Standing on the sideline and holding the clipboard while third-string player Greg McElroy put on his helmet against the Cardinals was a low point for Sanchez. Getting the nod this week -- after a grueling 48-hour waiting period as Jets coach Rex Ryan polled others in the organization -- wasn't a stirring vote of confidence.
But it's a clear opportunity, and one Sanchez, 26, will have to grab if he wants to remain the outright owner of the starter's title.
"Mark has a lot of pride in his work and I think he has unbelievable passion for this game and a tremendous work ethic," Sparano said. "So I think when you put those things together its a good combination for a young player. And he is a young player; we lose sight of that fact sometimes."
Still some in the fan base have grown tired of watching Sanchez throw interceptions -- 13 so far this season -- and one particularly devastating one on the first Jets possession of the Cardinals game, into the hands of Kerry Rhodes.
So what goes through Sparano's mind when he watches Sanchez do that?
"The initial thought is usually, should it have gone there?" Sparano said. "Did it go in the right spot where the football should? Should it have gone there? And Mark has told you that, Rex has told you that, the answer to that on play one is no."
Sparano most likely will not have Tim Tebow dressed at the backup this week in Jacksonville, meaning that the 15 or 20 option/wildcat plays that the Jets draw up for the No. 2 are off the table.
"Having Tim on the sideline gives us another weapon and is something that when you don't have him out there, you lose that part of your game plan," Sparano said.
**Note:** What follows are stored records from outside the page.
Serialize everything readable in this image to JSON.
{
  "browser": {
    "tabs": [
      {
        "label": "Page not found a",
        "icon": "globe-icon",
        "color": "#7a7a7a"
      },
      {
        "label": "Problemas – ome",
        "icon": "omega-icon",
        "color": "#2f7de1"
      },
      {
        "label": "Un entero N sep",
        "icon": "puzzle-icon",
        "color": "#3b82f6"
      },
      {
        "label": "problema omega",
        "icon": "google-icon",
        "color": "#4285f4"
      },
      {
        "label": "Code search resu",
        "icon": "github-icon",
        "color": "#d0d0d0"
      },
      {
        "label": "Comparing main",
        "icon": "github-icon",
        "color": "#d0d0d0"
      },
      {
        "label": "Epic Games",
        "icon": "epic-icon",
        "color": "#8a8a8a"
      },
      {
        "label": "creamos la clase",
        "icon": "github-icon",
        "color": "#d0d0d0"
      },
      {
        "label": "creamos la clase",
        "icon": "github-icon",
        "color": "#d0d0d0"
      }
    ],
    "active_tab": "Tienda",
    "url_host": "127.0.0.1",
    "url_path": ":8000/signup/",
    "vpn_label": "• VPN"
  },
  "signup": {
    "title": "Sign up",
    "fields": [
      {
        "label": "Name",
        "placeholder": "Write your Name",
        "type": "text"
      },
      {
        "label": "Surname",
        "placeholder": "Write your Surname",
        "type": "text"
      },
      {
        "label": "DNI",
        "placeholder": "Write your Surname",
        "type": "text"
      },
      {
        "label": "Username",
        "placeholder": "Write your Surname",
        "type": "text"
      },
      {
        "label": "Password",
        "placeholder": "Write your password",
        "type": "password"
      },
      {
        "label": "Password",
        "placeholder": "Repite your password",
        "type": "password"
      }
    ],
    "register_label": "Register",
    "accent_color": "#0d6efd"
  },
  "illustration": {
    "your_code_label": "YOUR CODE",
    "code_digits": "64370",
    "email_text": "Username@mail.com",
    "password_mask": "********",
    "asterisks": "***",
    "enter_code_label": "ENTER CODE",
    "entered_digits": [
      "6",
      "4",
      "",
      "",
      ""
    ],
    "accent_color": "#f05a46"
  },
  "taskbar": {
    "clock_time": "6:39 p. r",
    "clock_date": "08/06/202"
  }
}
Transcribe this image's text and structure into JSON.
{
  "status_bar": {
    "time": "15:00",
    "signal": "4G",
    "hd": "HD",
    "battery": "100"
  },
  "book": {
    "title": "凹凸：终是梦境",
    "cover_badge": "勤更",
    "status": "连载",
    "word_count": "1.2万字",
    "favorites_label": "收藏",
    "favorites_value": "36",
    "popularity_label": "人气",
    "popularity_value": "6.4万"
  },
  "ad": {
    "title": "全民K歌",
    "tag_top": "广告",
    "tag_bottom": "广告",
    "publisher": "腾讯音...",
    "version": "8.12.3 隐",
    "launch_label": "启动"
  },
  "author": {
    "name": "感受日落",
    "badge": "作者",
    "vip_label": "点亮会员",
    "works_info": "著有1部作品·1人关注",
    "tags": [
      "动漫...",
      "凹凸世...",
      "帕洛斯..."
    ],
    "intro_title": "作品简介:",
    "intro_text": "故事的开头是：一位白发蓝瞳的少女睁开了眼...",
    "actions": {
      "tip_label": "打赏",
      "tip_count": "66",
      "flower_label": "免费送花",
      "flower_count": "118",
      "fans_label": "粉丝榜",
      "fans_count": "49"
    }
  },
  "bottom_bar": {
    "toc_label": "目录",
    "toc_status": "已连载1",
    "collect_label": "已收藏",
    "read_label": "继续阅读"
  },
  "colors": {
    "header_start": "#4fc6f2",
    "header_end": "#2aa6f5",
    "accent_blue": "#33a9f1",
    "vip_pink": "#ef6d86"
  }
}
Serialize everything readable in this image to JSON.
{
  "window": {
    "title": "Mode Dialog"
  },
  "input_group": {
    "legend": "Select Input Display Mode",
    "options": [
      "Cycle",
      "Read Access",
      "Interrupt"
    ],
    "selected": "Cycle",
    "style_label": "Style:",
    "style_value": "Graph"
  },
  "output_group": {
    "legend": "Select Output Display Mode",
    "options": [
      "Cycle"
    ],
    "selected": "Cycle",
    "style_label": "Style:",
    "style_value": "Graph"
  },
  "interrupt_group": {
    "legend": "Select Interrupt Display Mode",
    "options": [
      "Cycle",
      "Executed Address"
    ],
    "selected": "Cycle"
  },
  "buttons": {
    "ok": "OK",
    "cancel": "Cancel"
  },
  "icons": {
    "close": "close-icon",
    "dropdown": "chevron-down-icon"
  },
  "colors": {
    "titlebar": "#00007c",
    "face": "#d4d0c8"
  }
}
Instead, Sparano will have McElroy ready to jump in the moment Sanchez falters. Last week, Sparano was the one to deliver the news to Sanchez that he was coming out of the game after his third interception. It wasn't easy, but Sparano had practice.
"I've had to cut 100 players, I've had to fire coaches," Sparano said. "I've had to make those kinds of decisions. And in every one of those instances isn't just this 'Hey buddy you're gone. See ya.' You don't come off like that.
"It's a sensitive thing, and you understand the magnitude of it at the time. And you understand how much time these kids put in and time they spend at it. How much they really do want to be good at it -- (it's) not different from a coach. And you have to think about the delivery and how to go about it. And that's something that fortunately or unfortunately I've had experience with it."